To make an Angel Food Cake Trifle, combine the cake with strawberries, orange juice and sugar, and layer with yogurt and honey. The trifle is refrigerated prior to serving, and the recipe yields eight servings with only 20 minutes of preparation time.
To make a trifle with angel food cake, hull and slice 5 cups of fresh strawberries, and set aside a few whole strawberries to serve as a garnish. Combine the strawberries with a 6-ounce container of blueberries, one 6-ounce container of raspberries, 1/4 cup of granulated sugar and the juice of 1/2 an orange. Set aside the berry mixtures and rest at room temperature for 15 to 20 minutes, or until the mixture is juicy. In a separate bowl, mix 4 cups of low fat Greek yogurt with 1/4 cup of honey and mix until smooth enough for spreading.

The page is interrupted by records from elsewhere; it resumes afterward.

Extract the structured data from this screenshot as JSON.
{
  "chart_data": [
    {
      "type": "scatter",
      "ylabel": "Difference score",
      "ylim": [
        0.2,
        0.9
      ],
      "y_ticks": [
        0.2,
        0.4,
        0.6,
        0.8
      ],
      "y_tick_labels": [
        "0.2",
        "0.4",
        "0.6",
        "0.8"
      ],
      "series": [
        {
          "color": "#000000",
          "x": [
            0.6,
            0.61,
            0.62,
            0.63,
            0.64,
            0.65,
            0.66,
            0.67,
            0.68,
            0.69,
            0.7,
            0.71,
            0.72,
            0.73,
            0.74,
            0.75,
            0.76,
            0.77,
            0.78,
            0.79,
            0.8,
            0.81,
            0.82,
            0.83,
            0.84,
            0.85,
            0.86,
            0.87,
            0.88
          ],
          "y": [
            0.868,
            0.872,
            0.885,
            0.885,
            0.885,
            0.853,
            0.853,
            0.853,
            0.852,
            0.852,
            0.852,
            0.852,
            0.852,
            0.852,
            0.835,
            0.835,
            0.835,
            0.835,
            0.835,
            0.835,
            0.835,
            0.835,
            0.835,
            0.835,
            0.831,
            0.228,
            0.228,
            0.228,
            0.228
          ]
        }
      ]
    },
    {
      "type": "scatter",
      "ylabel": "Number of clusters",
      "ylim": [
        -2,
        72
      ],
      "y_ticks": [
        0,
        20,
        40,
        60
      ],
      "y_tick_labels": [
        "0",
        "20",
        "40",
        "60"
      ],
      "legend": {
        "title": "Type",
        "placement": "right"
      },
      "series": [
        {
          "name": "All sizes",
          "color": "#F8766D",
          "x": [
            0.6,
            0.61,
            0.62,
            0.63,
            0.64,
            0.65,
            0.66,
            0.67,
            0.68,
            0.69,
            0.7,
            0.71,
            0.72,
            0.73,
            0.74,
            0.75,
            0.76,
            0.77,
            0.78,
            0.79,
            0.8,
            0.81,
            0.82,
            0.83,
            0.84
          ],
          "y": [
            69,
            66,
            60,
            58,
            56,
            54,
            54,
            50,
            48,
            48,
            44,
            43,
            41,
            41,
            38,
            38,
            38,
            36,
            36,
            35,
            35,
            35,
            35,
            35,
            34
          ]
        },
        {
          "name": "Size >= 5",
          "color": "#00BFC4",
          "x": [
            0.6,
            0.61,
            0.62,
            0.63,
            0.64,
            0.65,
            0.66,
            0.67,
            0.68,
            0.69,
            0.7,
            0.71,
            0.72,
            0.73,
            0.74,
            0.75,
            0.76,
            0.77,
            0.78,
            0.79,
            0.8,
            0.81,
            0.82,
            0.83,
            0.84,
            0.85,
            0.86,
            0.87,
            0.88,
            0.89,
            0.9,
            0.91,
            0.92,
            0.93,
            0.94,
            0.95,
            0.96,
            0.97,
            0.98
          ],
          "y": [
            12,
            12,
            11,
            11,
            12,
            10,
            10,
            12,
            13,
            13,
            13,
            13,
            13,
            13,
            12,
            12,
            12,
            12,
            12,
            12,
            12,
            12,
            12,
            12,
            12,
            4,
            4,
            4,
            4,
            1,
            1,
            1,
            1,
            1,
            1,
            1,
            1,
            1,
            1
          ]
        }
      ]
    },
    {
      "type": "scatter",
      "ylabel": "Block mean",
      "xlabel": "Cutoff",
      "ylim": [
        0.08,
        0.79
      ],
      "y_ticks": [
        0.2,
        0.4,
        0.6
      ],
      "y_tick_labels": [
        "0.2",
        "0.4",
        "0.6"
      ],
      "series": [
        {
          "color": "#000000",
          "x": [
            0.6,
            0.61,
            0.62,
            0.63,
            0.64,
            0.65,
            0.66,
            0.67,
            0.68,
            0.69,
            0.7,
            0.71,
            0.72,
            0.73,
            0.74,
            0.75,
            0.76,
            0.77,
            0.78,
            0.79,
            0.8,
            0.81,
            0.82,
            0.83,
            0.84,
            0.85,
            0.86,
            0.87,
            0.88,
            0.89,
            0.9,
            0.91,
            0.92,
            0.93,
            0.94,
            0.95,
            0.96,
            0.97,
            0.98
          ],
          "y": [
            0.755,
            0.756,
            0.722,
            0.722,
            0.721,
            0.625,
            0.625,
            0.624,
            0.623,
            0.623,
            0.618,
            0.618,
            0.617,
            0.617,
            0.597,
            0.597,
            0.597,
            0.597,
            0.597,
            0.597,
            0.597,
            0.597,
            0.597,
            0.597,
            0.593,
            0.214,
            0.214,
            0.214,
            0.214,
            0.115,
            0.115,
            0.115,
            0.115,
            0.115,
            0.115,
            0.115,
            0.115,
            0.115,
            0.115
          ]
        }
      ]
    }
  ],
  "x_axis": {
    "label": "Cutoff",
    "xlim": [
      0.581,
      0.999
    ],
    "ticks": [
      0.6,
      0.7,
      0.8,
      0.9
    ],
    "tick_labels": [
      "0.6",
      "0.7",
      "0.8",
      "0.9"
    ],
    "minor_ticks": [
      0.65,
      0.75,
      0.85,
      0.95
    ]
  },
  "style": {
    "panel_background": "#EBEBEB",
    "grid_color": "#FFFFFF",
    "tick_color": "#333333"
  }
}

Cut a 17-ounce pound cake into large chunks and add about 1/3 of the cake to a trifle dish. Add a layer of the berry mixture followed by a layer of yogurt, keeping enough yogurt aside for the top. Repeat the layers until the ingredients are gone, and add the remaining yogurt to the center of the top of the trifle. Add fresh whole strawberries to the top of the trifle and refrigerate it for at least one hour, or until chilled.